Mark Charan Newton worries about the cult of science fiction and how this influences the debate on climate change:
There’s so little time to hold back anthropogenic climate change (assuming you accept the unequivocal science in the first place). Leave it too long, and it will be too late to bring back CO2 concentrations to the necessary levels, causing a huge variety of issues that I’ve gone on about many times before. Dreaming up science fiction, Big Ideas, will not address the actual problems of dumping huge amounts of greenhouses gasses into the atmosphere in the first place. Moreover, this SF is diverting attention, political and financial resources away from urgent action. What this also does is play right into the hands of corporate lobbyists who will use it as an argument to delay such urgent action even further, usually to the benefit of [insert polluting organisation here].

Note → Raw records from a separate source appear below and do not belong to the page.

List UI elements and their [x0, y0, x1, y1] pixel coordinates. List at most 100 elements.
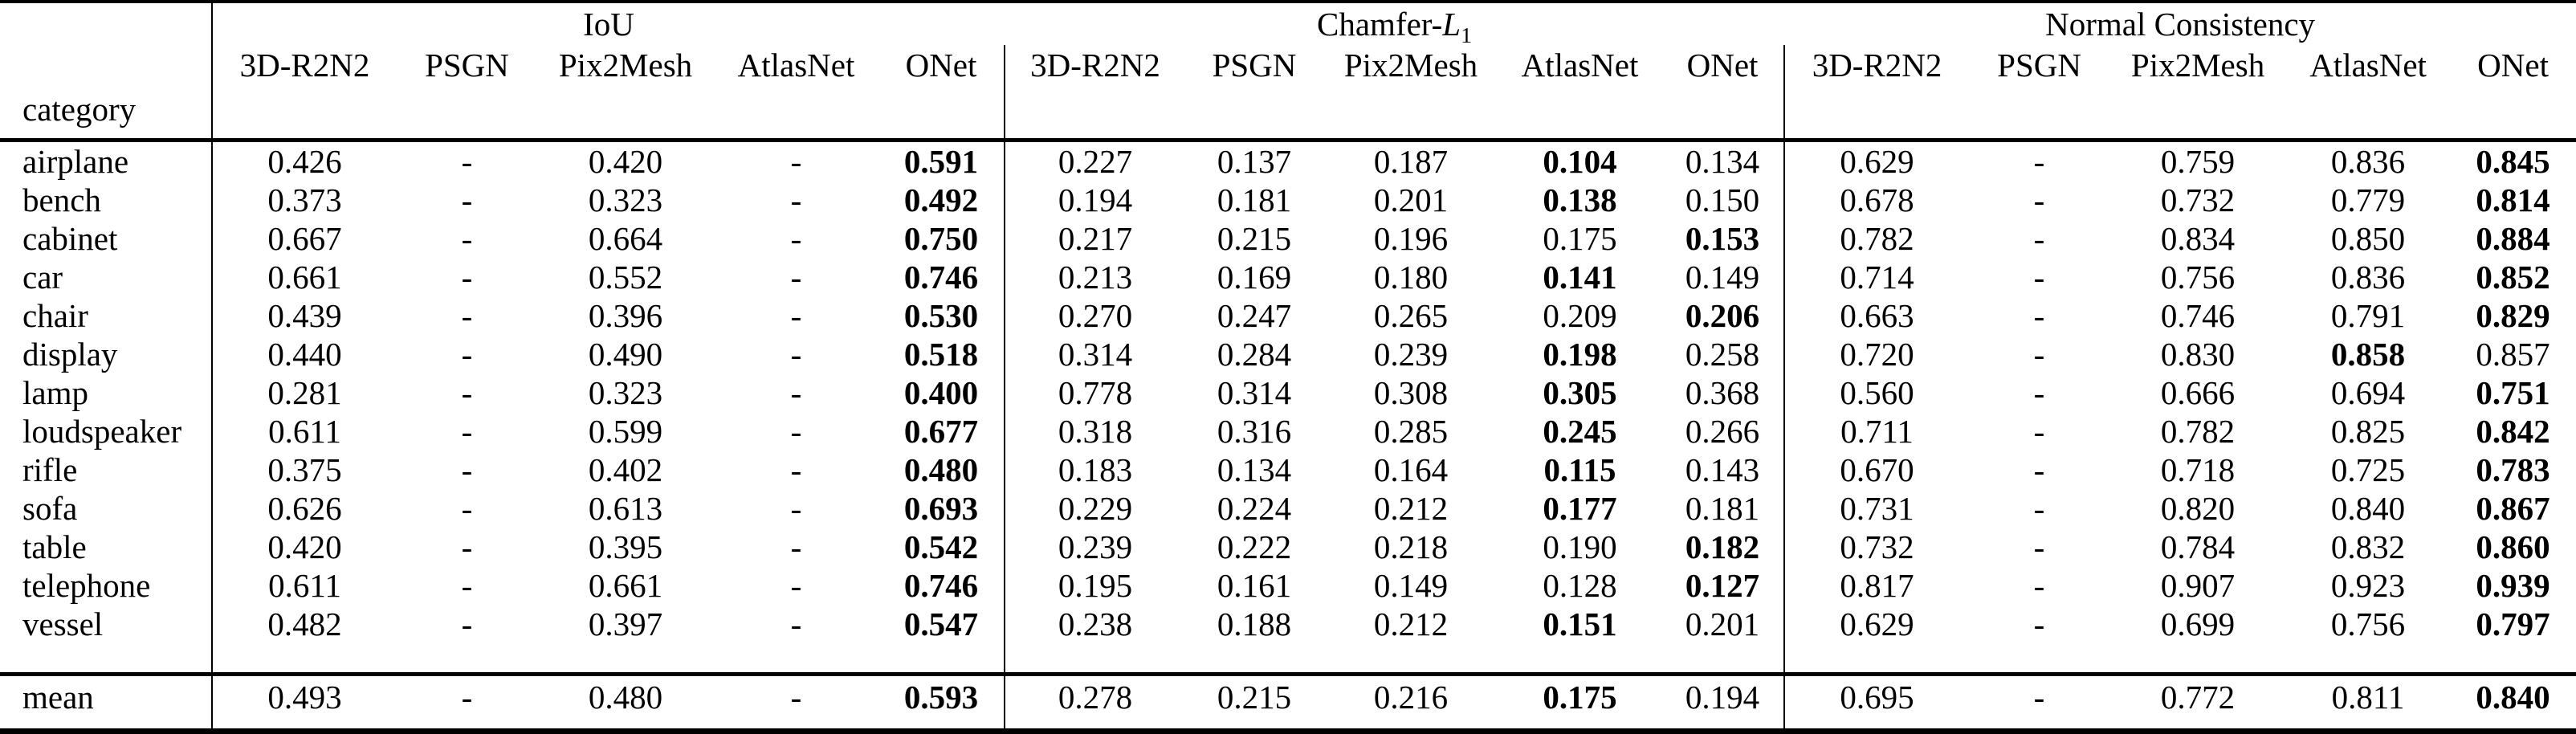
value-cell: 0.907	[2160, 567, 2236, 604]
value-cell: 0.314	[1004, 335, 1185, 373]
table-row-mean: mean 0.493 - 0.480 - 0.593 0.278 0.215 0.216 0.17…	[0, 674, 2576, 732]
method-header-onet: ONet	[2477, 47, 2549, 84]
value-cell: -	[790, 490, 802, 527]
category-cell: sofa	[22, 490, 78, 527]
value-cell: 0.239	[1004, 528, 1185, 566]
value-cell: 0.183	[1004, 451, 1185, 489]
value-cell: 0.169	[1217, 259, 1292, 296]
value-cell: 0.791	[2330, 297, 2406, 334]
value-cell: 0.670	[1783, 451, 1969, 489]
body-tbody: airplane 0.426 - 0.420 - 0.591 0.227 0.137 0.187…	[0, 142, 2576, 672]
value-cell: -	[2033, 374, 2045, 411]
value-cell: -	[461, 567, 473, 604]
value-cell: -	[790, 679, 802, 716]
method-header-onet: ONet	[1686, 47, 1759, 84]
value-cell: 0.547	[903, 606, 979, 642]
table-row-rifle: rifle 0.375 - 0.402 - 0.480 0.183 0.134 0.164 0.1…	[0, 451, 2576, 489]
value-cell: 0.784	[2160, 528, 2236, 565]
value-cell: 0.830	[2160, 336, 2236, 373]
value-cell: 0.215	[1217, 220, 1292, 257]
table-row-chair: chair 0.439 - 0.396 - 0.530 0.270 0.247 0.265 0.2…	[0, 296, 2576, 335]
table-row-loudspeaker: loudspeaker 0.611 - 0.599 - 0.677 0.318 0.316 0.…	[0, 412, 2576, 451]
value-cell: -	[2033, 297, 2045, 334]
method-header-atlasnet: AtlasNet	[737, 47, 855, 84]
value-cell: 0.177	[1543, 490, 1617, 527]
value-cell: 0.141	[1543, 259, 1617, 296]
value-cell: 0.732	[2160, 181, 2236, 218]
value-cell: 0.206	[1685, 297, 1760, 334]
header-table: category IoU Chamfer-L1 Normal Consisten…	[0, 0, 2576, 142]
value-cell: -	[461, 259, 473, 296]
value-cell: 0.245	[1543, 413, 1617, 450]
value-cell: 0.731	[1783, 489, 1969, 528]
value-cell: 0.613	[588, 490, 663, 527]
value-cell: 0.212	[1373, 490, 1449, 527]
table-row-lamp: lamp 0.281 - 0.323 - 0.400 0.778 0.314 0.308 0.30…	[0, 373, 2576, 412]
value-cell: 0.591	[903, 143, 979, 180]
value-cell: 0.222	[1217, 528, 1292, 565]
value-cell: 0.153	[1685, 220, 1760, 257]
value-cell: 0.746	[903, 259, 979, 296]
value-cell: 0.198	[1543, 336, 1617, 373]
value-cell: 0.194	[1685, 679, 1760, 716]
table-row-display: display 0.440 - 0.490 - 0.518 0.314 0.284 0.239 0…	[0, 335, 2576, 373]
value-cell: 0.840	[2330, 490, 2406, 527]
value-cell: 0.270	[1004, 296, 1185, 335]
value-cell: -	[2033, 451, 2045, 488]
method-header-psgn: PSGN	[1997, 47, 2081, 84]
value-cell: 0.368	[1685, 374, 1760, 411]
value-cell: 0.661	[211, 258, 397, 296]
value-cell: 0.778	[1004, 373, 1185, 412]
value-cell: -	[461, 374, 473, 411]
value-cell: 0.128	[1543, 567, 1617, 604]
value-cell: 0.884	[2476, 220, 2550, 257]
value-cell: 0.181	[1685, 490, 1760, 527]
value-cell: 0.187	[1373, 143, 1449, 180]
value-cell: 0.530	[903, 297, 979, 334]
value-cell: 0.834	[2160, 220, 2236, 257]
group-label-chamfer: Chamfer-L1	[1005, 2, 1784, 45]
value-cell: 0.772	[2160, 679, 2236, 716]
category-cell: chair	[22, 297, 88, 334]
value-cell: 0.190	[1543, 528, 1617, 565]
table-row-vessel: vessel 0.482 - 0.397 - 0.547 0.238 0.188 0.212 0.…	[0, 605, 2576, 672]
value-cell: 0.518	[903, 336, 979, 373]
value-cell: 0.720	[1783, 335, 1969, 373]
value-cell: 0.323	[588, 181, 663, 218]
value-cell: 0.593	[903, 679, 979, 716]
value-cell: -	[790, 451, 802, 488]
value-cell: 0.247	[1217, 297, 1292, 334]
value-cell: 0.196	[1373, 220, 1449, 257]
value-cell: -	[2033, 259, 2045, 296]
value-cell: 0.711	[1783, 412, 1969, 451]
value-cell: 0.750	[903, 220, 979, 257]
value-cell: 0.201	[1685, 606, 1760, 642]
value-cell: 0.840	[2476, 679, 2550, 716]
value-cell: 0.663	[1783, 296, 1969, 335]
table-row-sofa: sofa 0.626 - 0.613 - 0.693 0.229 0.224 0.212 0.17…	[0, 489, 2576, 528]
value-cell: 0.284	[1217, 336, 1292, 373]
value-cell: 0.373	[211, 181, 397, 219]
method-header-3d-r2n2: 3D-R2N2	[1004, 45, 1185, 85]
value-cell: 0.314	[1217, 374, 1292, 411]
value-cell: 0.266	[1685, 413, 1760, 450]
value-cell: 0.695	[1783, 674, 1969, 732]
value-cell: -	[2033, 490, 2045, 527]
value-cell: 0.143	[1685, 451, 1760, 488]
value-cell: 0.217	[1004, 219, 1185, 258]
value-cell: -	[461, 220, 473, 257]
method-header-pix2mesh: Pix2Mesh	[558, 47, 693, 84]
value-cell: 0.285	[1373, 413, 1449, 450]
value-cell: 0.629	[1783, 142, 1969, 181]
value-cell: 0.746	[2160, 297, 2236, 334]
value-cell: 0.239	[1373, 336, 1449, 373]
value-cell: 0.480	[588, 679, 663, 716]
value-cell: 0.215	[1217, 679, 1292, 716]
value-cell: -	[790, 374, 802, 411]
value-cell: 0.542	[903, 528, 979, 565]
value-cell: -	[461, 336, 473, 373]
methods-row: 3D-R2N2 PSGN Pix2Mesh AtlasNet ONet 3D-R2N2 PS…	[0, 45, 2576, 85]
value-cell: 0.939	[2476, 567, 2550, 604]
value-cell: 0.797	[2476, 606, 2550, 642]
value-cell: 0.318	[1004, 412, 1185, 451]
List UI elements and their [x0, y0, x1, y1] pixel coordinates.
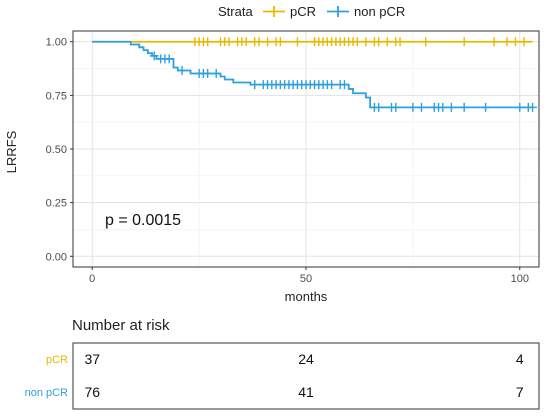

I do agree with Mark on his broader point, that it is pointless and counterproductive to look for a quick technofix as the solution to climate change, but worrying about the pernicious influence of science fiction in this is worrying about the tail wagging the dog. Yes, science fiction readers and writers alike are constitutionally more keen on technowizardry as the solution to all our woes than the normal run of the population, but we’re not the ones driving the debate. It’s the ExxonMobil and Philip Morris sponsored think thanks we have to worry about, these are the ones that are fueling the deniers.
In fact, what’s so disappointing about those science fiction writers who are in the denial camp is how much they follow the recieved wisdom there, rather than come up with original ideas of their own. See for example Mark’s criticism of Neal Asher’s ideas about climate change and it’s clear Asher has nothing new to add to the debate. It’s all hockey sticks, cherry picking and (deliberate) misunderstandings of what certain scientists mean with “tricks” in the context of statistical analysis. (I’m glad that Asher for the most part doesn’t feel the need to pollute his fiction with such long debunked nonsense. Love his fiction, don’t agree with his politics on climate change, don’t mind at all if these two are kept separate.)
So unlike Mark, I think most prominent climate change deniers in science fiction like Asher are followers rather than leaders, a symptom rather than the disease. We do need to worry about misplaced faith in technological solutions to climate change so that we don’t remain passive while waiting for a cost free, pain free solution, but science fiction is the wrong place to combat it.